Although progress on sanitation isn’t as quick as we’d like it to be, it’s cheering to see that we’re figuring out how to achieve sustainable sanitation gains. The more people we have habitually using toilets and latrines, the happier the world will be.

Comments

  1. #1 PHI In TO
    August 19, 2010

    Great post, while I was working in China I witnessed lots of open defecation and it really brought home some of the messages about sanitation I was learning about at the time. CLTS sounds like a great idea to get the community involved. Thanks!

  2. #2 Passerby
    August 19, 2010

    Excellent post! I’ve heard about pubic education and peer pressure to induce change in public health habits in impoverished areas, but hadn’t read much about implementation methods.

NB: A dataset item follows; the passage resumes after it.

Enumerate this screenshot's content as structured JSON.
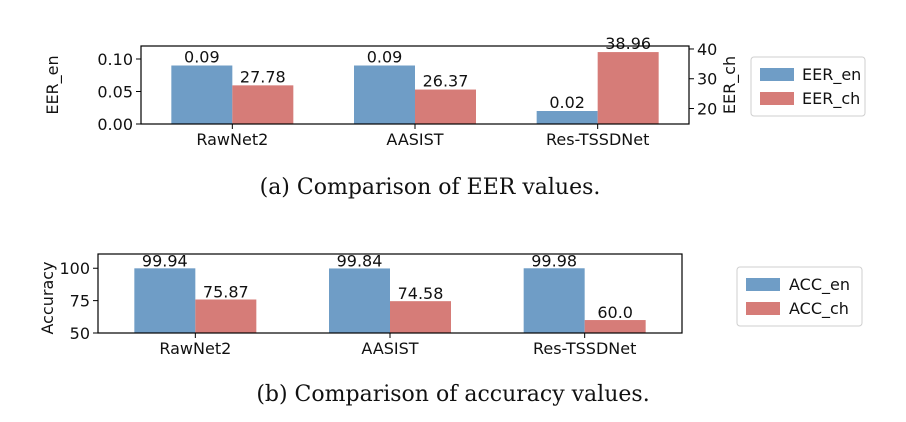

    Thank-you for the working paper citation/link.

  3. #3 Craig
    August 20, 2010

    Liz – I love your public health posts. In my class on Politics of Health I usually have students tell me that it is not right to ban products that have harmful chemicals, or junk foods, or cigarettes. So, I always ask them why no one complains that the “public health police” have taken away their right to drink dirty water or shit wherever they choose. The students are almost always dumbfounded because they have never thought about public health sanitation measures as being something that is imposed on the population.

    Your post is a great example of health promotion. Thanks, craig

  4. #4 Liz Borkowski
    August 20, 2010

    Thanks, Craig! I love your response to the “public health police” complaint.